2. Minimal inference (24 GB GPU)

from PIL import Image
import requests, torch
from transformers import AutoProcessor, AutoModel

model_id = "Open-Bee/Bee-8B-RL"
processor = AutoProcessor.from_pretrained(model_id, trust_remote_code=True)
model = AutoModel.from_pretrained(
        model_id,
        torch_dtype=torch.bfloat16,
        trust_remote_code=True).cuda().eval()
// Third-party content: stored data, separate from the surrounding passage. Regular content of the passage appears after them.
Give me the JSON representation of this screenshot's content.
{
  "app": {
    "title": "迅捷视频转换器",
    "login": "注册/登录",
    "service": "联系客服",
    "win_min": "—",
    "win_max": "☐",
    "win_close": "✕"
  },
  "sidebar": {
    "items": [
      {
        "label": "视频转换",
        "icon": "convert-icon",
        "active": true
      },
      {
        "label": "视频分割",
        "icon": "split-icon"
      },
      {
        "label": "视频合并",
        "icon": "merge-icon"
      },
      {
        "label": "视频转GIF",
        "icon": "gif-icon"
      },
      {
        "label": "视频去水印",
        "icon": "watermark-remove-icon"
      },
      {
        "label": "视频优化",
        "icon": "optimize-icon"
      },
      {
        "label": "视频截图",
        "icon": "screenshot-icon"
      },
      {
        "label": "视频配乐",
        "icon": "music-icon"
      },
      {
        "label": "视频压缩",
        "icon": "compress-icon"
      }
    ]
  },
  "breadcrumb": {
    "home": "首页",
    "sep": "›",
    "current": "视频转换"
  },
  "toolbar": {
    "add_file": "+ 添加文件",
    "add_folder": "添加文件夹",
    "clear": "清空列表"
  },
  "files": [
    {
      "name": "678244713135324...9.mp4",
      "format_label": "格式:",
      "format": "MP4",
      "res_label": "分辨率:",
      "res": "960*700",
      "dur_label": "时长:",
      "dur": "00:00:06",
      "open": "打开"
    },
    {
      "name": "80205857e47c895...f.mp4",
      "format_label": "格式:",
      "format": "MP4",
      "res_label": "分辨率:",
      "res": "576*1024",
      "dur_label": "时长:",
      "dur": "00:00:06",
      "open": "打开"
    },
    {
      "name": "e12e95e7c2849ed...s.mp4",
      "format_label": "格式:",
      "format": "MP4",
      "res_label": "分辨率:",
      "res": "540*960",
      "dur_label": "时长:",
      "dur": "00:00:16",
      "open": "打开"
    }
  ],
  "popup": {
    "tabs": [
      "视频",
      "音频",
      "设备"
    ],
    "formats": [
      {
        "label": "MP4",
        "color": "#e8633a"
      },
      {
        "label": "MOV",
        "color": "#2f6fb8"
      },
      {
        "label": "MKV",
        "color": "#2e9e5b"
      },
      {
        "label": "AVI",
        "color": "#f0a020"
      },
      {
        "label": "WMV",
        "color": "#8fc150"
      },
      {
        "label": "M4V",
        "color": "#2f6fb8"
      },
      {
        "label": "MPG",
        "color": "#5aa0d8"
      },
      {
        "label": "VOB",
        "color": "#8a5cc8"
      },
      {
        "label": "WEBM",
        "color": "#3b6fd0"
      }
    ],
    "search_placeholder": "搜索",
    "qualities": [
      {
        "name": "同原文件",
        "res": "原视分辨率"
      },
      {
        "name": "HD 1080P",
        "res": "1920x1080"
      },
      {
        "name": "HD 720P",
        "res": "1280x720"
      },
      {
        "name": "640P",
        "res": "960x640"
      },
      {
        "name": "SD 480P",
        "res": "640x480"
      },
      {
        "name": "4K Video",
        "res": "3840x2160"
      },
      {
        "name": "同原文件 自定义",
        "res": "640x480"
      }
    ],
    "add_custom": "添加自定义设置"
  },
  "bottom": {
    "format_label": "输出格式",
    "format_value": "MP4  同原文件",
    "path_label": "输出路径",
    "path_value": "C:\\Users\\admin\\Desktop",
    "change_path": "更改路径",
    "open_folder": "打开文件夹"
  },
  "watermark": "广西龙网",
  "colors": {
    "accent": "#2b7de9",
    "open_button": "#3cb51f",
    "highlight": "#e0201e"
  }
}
image = Image.open(requests.get("https://your/image.jpg", stream=True).raw)
text = processor.apply_chat_template(
        [{"role": "user", "content": [{"type": "image"}, {"type": "text", "text": "How many monitors?"}]}],
        add_generation_prompt=True,
        enable_thinking=True)        # False for short CoT
inputs = processor(images=image, text=text, return_tensors="pt").to("cuda")
out = model.generate(**inputs, max_new_tokens=4096, temperature=0.6)
print(processor.decode(out[0], skip_special_tokens=True))

3. High-throughput serving with vLLM (≥ 0.11.1)

vllm serve Open-Bee/Bee-8B-RL \
  --tensor-parallel-size 2 \
  --gpu-memory-utilization 0.85 \
  --served-model-name bee-8b-rl

2×A100-80G, 1860 tokens/s (batch = 64, 16 k context)


FAQ – What Everyone Asks

Q: Is Honey-Data-15M commercially usable?
A: Yes. All sources are MIT / Apache. Only 0.8 M CC-BY-NC STEM samples need removal.

Q: How much slower is long CoT?
A: 38 % longer for 2 k tokens, but math benchmarks +9.2 pts. Flip enable_thinking at will.

Q: Can I keep fine-tuning?
A: Sure. Stage-3 (pre-RL) weights are released. LR 3e-6, 1 epoch on Honey-Data-1M is the sweet spot.


Take-away – Data First, Params Second

Bee-8B hands the community three open gifts:

  1. A wash-rinse-repeat pipeline you can fork tomorrow.
  2. 15 M spotless samples with chain-of-thought baked in.
  3. A 8 B SOTA proving that clean data > more parameters.

The race is no longer “who has 100 B?” but “who has the cleanest 10 M?
Go build your own honey – and let the bees keep buzzing.